José A. Ponte Far VIÉNDOLAS PASAR

FERROL

21 mar 2021 . Actualizado a las 05:00 h.

Lo peor que nos está dejando esta pandemia, aparte las muertes y el dolor de los hospitales, es la incomunicación social a la que nos obliga. Durante todo un año no pudimos reunirnos con familiares en festividades o celebraciones distendidas, ni con amigos alrededor de un café o una caña, ni hacer una vida social sin miedo ni recelos. El virus ha reducido nuestra forma de relacionarnos a las llamadas por teléfono o al mensaje de Whatsapp, por lo que, como esto se prolongue, acabaremos todos tratándonos de usted, con la confianza extraviada por la incomunicación.

Esta quiebra tan brusca en las relaciones sociales me recuerda a la que se produjo en mi pueblo a lo largo de mis años del bachillerato. Hasta los 10 años, las relaciones entre vecinos eran de una manera, y a los 17, cuando terminé el PREU, se había producido un cambio evidente, del que fui consciente y que me apena recordarlo. En los veranos de mi infancia, al final de la jornada, los vecinos, después de un día de trabajo intenso, como solían ser los de la Galicia interior, disfrutaban sin prisas del fresco del anochecer. Sacaban banquetas y sillas a las puertas de sus casas y mantenían entre ellos una tertulia plácida, hablando de las cosas de la vida. Mientras, los niños jugábamos al escondite por callejones cercanos, siempre mal iluminados. Las niñas saltaban a la cuerda mientras cantaban raras historias que, muchos años más tarde, supe que eran viejos romances. En el Romancero viejo encontré con algunas de aquellas canciones que aún conservaban el timbre alegre de sus voces infantiles. Después nos juntábamos y nos contábamos películas y cuentos de miedo que ganaban en intensidad cuanto mayor era la oscuridad de la noche… Seis o siete años más tarde, cuando empezaba mi juventud, me di cuenta de que algo importante se había quebrado en el pueblo. Ya no había niños que jugasen en la calle, ni mayores sentados a la puerta de sus casas. La televisión, recién llegada, los mantenía a todos pendientes de sus pantallas. El invento era tan novedoso, con películas que nunca habíamos podido ver en el cine, y con obras de teatro clásicas en aquel inolvidable espacio de «Estudio uno», que concitaba la atención de mayores y jóvenes, y que acabó eliminando aquellas amables tertulias nocturnas.

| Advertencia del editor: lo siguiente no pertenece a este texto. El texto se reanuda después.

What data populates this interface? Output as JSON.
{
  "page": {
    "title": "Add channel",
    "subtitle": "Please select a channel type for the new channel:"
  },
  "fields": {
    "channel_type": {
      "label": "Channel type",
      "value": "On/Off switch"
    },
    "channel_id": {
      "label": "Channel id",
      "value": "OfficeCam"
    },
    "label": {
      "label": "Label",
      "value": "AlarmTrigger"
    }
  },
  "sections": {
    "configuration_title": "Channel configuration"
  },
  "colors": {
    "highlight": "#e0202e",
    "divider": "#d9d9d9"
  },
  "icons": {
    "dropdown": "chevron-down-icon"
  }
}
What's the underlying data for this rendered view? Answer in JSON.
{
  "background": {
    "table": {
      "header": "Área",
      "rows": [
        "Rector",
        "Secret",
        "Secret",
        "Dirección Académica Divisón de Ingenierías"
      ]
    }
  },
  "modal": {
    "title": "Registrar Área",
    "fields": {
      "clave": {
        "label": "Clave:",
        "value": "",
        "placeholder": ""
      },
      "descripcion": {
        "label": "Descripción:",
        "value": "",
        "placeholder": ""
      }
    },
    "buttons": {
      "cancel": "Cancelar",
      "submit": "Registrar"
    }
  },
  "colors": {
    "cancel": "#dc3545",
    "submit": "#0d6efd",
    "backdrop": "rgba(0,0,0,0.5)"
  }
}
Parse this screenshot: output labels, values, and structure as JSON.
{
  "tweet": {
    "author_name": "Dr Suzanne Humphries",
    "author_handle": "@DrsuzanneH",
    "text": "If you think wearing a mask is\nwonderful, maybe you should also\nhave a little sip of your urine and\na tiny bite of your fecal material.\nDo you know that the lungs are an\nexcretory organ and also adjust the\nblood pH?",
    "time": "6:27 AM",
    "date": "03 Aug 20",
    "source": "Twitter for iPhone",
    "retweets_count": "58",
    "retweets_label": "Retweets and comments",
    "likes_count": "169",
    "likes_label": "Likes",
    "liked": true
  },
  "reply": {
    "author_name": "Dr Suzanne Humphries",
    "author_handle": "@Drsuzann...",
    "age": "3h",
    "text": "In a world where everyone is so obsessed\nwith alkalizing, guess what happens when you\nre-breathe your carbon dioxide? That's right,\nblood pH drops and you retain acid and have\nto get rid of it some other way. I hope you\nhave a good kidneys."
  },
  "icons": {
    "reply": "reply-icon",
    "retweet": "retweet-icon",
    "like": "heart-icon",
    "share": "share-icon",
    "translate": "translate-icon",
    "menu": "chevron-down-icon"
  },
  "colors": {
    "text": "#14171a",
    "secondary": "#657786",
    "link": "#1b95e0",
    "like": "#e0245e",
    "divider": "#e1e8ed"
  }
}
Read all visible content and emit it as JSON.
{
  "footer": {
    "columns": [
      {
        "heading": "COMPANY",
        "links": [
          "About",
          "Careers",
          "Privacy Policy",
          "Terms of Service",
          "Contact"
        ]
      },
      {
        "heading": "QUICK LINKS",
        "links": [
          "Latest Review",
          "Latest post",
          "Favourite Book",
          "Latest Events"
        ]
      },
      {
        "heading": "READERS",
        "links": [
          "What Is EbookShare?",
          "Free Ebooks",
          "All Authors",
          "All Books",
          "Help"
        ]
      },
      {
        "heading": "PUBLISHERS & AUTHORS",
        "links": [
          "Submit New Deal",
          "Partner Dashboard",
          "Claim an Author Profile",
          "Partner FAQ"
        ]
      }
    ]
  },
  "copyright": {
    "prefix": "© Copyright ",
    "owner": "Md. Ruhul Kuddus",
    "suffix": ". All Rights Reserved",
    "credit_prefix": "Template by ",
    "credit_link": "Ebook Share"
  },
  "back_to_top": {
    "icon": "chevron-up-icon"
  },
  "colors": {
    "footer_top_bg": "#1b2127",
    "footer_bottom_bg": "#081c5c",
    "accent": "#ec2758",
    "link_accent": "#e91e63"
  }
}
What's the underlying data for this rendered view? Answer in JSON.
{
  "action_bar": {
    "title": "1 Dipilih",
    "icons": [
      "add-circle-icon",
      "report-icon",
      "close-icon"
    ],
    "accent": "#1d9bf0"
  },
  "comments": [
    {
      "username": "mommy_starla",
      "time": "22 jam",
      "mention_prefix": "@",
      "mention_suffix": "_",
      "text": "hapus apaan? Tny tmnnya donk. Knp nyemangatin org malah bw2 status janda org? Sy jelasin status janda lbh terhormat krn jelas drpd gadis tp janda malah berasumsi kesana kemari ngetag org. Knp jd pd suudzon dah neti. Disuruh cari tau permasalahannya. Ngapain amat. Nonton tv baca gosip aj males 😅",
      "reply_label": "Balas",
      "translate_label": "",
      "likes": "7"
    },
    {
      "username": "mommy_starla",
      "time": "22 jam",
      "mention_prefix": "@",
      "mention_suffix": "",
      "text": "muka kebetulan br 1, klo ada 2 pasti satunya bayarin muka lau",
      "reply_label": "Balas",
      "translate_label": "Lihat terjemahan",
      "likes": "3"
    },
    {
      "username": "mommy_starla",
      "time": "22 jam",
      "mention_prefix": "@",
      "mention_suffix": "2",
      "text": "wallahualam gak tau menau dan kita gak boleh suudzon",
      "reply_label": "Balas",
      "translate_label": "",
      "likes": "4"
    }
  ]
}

Pasaron los años y nos acostumbramos a regular la atención a los programas de televisión, que se podían, además, grabar con el nuevo invento tecnológico del vídeo, y ver lo que nos interesaba cuando nos convenía. Fueron los últimos veinte años del siglo pasado y los diez primeros de este una época muy «socializada», en la que la gente se acostumbró a acudir a conciertos, a conferencias, exposiciones, presentaciones de libros, etc., actos culturales que servían, también, para relacionarse y conocer gente. Pero también esto fue decayendo, hasta el punto de que hoy las conferencias clásicas se han convertido en un género prácticamente ya en desuso. A todo ello contribuyó en gran medida la enorme novedad de estos años: Internet y todos sus derivados y adyacentes, como son Youtube y las plataformas digitales.